CyberSecurity Pulse 2017-01-23
|“Whatever you’re thinking, think bigger.”|
Browser Extension Usage to Perpetuate the Islamic State Propaganda
ElevenPaths, a Telefónica Cyber Security Unit, has discovered the Islamic State’s propaganda apparatus is also distributing .xpi files in related websites. By using this approach, banning the access to related webs would not be enough to stop their propagation mechanisms considering that the application developer would only need to modify a field to redirect to the new domain in which the content would be hosted.
The Islamic State has shown in the past that it has used all the means at its disposal to massively spread its content in both, social networks and mobile applications. In this case, the use of a browser plug-in is another example of how the individuals linked to this organization are capable of adapting themselves to ensure the dissemination of content using not only a technological assets located in different countries, but tools and systems such as Cloudflare and various servers and methods to ensure the effectiveness of the difussion of their message.
Attackers Start Wiping Data From CouchDB and Hadoop Databases
After MongoDB and Elasticsearch, attackers are looking for new database storage systems to attack. Researchers are now observing similar destructive attacks hitting openly accessible Hadoop and CouchDB deployments. According to latest count, 126 Hadoop instances have been wiped as well as up to 400 CouchDB databases. Unlike the Hadoop vandalism cases observed, the CouchDB attacks are accompanied by ransom messages asking for 0.1 bitcoins (around $100) to return the data.
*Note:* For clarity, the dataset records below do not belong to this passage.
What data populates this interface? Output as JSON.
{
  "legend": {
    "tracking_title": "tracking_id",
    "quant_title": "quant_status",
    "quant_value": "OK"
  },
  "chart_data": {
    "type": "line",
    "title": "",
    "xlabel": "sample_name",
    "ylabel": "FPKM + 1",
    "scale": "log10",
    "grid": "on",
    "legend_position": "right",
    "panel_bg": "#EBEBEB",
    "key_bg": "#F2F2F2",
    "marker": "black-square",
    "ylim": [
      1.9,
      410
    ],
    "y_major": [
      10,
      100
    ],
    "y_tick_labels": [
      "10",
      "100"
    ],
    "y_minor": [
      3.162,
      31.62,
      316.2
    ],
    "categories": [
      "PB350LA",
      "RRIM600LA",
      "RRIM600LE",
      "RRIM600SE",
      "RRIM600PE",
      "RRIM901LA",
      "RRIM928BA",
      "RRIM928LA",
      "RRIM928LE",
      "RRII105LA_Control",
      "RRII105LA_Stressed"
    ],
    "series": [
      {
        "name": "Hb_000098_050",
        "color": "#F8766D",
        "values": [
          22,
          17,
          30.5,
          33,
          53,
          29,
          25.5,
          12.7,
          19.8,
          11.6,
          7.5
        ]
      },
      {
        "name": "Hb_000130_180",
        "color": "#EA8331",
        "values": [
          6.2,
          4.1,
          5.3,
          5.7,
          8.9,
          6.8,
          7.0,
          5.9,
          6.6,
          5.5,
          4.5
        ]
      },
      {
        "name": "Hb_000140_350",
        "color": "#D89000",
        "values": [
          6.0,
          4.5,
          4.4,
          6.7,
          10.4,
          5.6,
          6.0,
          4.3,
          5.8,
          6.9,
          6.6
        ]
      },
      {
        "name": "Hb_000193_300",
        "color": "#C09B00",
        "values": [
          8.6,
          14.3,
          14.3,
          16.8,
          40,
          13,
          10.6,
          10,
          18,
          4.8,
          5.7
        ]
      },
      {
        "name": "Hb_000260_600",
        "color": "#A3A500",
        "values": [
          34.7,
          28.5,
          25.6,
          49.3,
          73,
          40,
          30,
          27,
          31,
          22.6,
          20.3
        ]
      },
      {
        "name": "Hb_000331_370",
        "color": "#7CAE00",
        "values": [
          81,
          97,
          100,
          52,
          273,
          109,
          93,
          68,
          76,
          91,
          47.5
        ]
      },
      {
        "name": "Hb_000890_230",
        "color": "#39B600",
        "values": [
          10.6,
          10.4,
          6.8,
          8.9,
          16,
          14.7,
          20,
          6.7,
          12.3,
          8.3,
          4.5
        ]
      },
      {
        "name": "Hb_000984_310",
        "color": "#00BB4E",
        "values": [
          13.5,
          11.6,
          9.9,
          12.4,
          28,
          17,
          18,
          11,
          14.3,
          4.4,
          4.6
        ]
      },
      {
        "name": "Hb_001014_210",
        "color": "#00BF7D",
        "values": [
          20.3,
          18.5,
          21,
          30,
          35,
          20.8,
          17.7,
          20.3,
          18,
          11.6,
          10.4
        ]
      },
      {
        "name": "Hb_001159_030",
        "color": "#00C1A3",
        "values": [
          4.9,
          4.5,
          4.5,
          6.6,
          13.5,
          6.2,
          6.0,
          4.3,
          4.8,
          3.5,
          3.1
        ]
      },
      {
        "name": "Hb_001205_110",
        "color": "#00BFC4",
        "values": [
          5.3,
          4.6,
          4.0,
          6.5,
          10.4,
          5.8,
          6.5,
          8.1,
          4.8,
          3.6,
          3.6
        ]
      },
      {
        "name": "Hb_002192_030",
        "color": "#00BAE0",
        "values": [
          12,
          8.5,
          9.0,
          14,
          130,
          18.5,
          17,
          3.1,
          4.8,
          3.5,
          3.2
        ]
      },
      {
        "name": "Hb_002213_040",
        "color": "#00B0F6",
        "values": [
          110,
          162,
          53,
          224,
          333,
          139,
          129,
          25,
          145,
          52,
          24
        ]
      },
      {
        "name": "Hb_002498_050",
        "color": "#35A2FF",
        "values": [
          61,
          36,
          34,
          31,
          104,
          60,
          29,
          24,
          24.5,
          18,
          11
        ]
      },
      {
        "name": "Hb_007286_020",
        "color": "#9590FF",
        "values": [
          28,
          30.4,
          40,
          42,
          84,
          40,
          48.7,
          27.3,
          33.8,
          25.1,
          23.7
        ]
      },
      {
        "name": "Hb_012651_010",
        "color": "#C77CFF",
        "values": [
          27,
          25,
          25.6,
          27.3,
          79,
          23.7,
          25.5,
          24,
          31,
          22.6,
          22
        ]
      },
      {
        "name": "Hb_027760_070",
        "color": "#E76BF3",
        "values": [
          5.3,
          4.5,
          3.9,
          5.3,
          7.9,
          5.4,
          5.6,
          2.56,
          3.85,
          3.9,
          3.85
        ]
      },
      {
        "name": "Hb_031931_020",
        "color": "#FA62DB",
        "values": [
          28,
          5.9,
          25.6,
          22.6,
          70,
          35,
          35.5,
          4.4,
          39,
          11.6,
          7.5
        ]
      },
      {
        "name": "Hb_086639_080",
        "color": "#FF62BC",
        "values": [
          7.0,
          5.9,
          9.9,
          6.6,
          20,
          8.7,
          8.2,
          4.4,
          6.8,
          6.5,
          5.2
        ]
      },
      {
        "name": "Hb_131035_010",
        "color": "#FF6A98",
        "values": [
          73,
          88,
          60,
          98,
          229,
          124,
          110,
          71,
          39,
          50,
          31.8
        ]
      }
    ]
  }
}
As usual, victims are advised against paying because, in many of the MongoDB attacks, there was no evidence that attackers had actually copied the data before deleting it from the compromised platforms.
Using Google Services to Control Its Banking Malware
The Carbanak group has been found abusing various Google services to issue command and control (C&C) communications for monitoring and controlling the machines of unsuspecting malware victims. Forcepoint Security Labs researchers said that while investigating an active exploit sent in phishing messages as an RTF attachment, they discovered that the Carbanak group has been hiding in plain site by using Google services for command and control. Forcepoint has already notified Google of the issue, and its researchers are working with the web technology giant on this particular way abusing of its legitimate web services.
Rest of the Week´s News
Old-School Mac OS Malware Spotted Targeting Biomedical Industry
Apple has quietly issued a security fix for a new yet retro-looking malware sample recently found on a Mac machine sitting in a university health center. The so-called FruitFly malware, analyzed and detailed in a blog post by Malwarebytes researchers, thus far has infected at least three biomedical research sites and may have been running on the Mac machine at the university site at least since January of 2015.
US-CERT Urges Admins to Firewall Off Windows SMB
The US computer emergency readiness team is recommending organisations ditch old versions of the Windows SMB protocol and firewall off access to file servers after a potential zero-day exploit was released by the Shadow Brokers hacking group. This service is universally available for Windows systems, and legacy versions of SMB protocols could allow a remote attacker to obtain sensitive information from affected systems.
iPhone Bug Crashes Phone With Emoji
A new bug has been found, which allows anyone to crash an iPhone with a three-character text message. First revealed in a YouTube video, the issue affects iPhone models running older builds of the iOS operating system. The message itself comprises a white flag emoji, a '0' and a rainbow emoji, exploiting a workaround iOS uses in order to create the rainbow flag emoji, which isn’t an official emoji. The easiest way to protect yourself, therefore, is by updating to the latest version of iOS.